Light is different to white; I think the hard racial boundaries aren’t as persistent in Indian Muslim community as you think.

my point is that muslims in their texts explicitly define themselves as white, and the people of india as black. eg “kabul has many black slaves.” “the people of india are black-crows”.

almost all indian muslims would be defined as black in this context. the “white muslims” that the british were talking about were turco-iranian of near pure ancestry. as you know the mughals brought people directly from central asia for generations.

today most ashraf are presumably of mixed ancestry. though i once did meet a white skinned brown haired former nawab (or descendent of) from UP whose family had clearly remained endogamous.

even today pakistanis are considered dark indians by iranians, as you know.

Razib Khan
Admin
6 years ago

why are you bringing up cousin marriage? bengalis don’t do cousin marriage very much at all and have not historically (this is clear in the genetic and anthropological data). you seem to be addressing a point i didn’t even make.

my point is that during the time of european contact the west/central asian origin muslims had a racial consciousness, and they were clear in their superiority of feeling to the black muslims who were converts. this came up with tipu sultan, who was a brown-skinned muslim. the white muslim old nobility didn’t have much of an issue with disposing of any support toward him since he was an arriviste.

the modern upper class muslim classes are much more mixed than was the case in the 18th century, when there was a constant stream of migration from iran and central asia.

ps i have read that the color terms common in northern india date back to the mughal period.

Razib Khan
Admin
6 years ago

half a millennia of colonial domination is implicitly loaded in that phrase.

also there wasn’t a half a millennia of colonial domination. as late as 1750 europeans occupied subordinate positions in relation to then native populations, and the racial aspect of the british presence only became stark with the arrival of cornwallis and his retainers decades after the conqust of bengal.

Razib Khan
Admin
6 years ago

I think white post-1492 has a very different meaning to the Pre-modern one.

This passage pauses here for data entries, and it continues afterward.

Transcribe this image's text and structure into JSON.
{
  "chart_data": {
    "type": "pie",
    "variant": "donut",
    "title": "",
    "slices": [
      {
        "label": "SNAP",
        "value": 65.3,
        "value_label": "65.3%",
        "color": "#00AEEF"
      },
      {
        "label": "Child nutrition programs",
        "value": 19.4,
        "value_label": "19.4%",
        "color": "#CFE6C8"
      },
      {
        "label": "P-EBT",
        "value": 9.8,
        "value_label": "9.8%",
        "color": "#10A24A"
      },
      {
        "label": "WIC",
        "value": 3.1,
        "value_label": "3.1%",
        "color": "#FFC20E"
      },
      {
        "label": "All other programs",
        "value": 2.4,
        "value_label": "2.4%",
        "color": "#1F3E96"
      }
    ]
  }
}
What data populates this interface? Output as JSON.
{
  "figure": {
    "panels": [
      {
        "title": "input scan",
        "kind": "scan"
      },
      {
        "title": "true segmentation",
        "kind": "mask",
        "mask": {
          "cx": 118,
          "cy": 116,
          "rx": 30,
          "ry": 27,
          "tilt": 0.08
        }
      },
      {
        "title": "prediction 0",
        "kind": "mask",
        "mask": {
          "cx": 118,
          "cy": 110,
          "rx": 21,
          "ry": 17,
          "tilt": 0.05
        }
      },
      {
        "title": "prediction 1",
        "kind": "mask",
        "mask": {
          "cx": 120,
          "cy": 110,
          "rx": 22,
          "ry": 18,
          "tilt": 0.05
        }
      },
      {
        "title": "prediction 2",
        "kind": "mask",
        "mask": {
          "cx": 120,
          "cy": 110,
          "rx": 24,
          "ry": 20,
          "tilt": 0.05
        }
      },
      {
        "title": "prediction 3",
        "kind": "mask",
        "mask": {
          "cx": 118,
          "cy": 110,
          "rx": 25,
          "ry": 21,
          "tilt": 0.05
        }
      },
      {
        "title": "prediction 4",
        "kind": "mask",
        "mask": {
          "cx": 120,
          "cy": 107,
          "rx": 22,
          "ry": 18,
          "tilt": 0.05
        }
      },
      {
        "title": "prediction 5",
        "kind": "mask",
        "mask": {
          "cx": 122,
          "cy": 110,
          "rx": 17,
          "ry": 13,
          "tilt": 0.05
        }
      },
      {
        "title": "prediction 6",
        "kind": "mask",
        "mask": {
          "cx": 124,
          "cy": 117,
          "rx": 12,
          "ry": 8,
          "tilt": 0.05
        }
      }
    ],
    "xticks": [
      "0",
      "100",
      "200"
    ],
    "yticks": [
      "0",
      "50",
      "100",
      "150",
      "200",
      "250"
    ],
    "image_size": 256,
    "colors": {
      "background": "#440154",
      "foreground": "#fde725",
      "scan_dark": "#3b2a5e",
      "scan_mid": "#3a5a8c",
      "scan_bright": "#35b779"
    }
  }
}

Othello the Moor was more an Arab than SSA but I could be wrong there.

yeah, you don’t have a good sense of the time span. white supremacy is a much narrower than you are projecting. non-european actors could and did dictate to europeans as late as the 18th century. eg omani destruction of the portuguese power in the western indian ocean.

Razib Khan
Admin
6 years ago

common history is that the Modern Era is the Era of European supremacy. We can get in the granularities of it but the High Cultural understanding is that Europeans really got on top (in the world) 1492 onwards. Even if they were subordinated in the East they were busy ascending in Latin America. White reflects that combined reality.

you are spreading false information. most people don’t know any history. before 1700 european colonialism was tenuous and very thin on the ground across much of north and south america. there were almost certainly more native peoples in north america before 1700 (lower 48) than european settlers. the spanish conquest of maya city-states continued into the 1600s. some groups like the mapuche of southern chile were never conquered by the spanish (conquered by chilean state!).

the ideology of white supremacy as we understand it today only began to cohere around 1700 in the USA. the laws banning intermarriage in the southern states btwn blacks and whites date to this period.

i don’t think 200-300 years is an appropriate gloss when people can barely keep track of basic facts.

basically, you are pushing back the origins of white supremacist ideology centuries before it makes any sense to.

Razib Khan
Admin
6 years ago

White Privilege is informed by some memory of historical domination; the timespan of it matters but not as much.

to some extent for your purposes, yes. but i want to be clear that the facts are important because they are relevant in other contexts. if they go unchallenged falsehood percolates.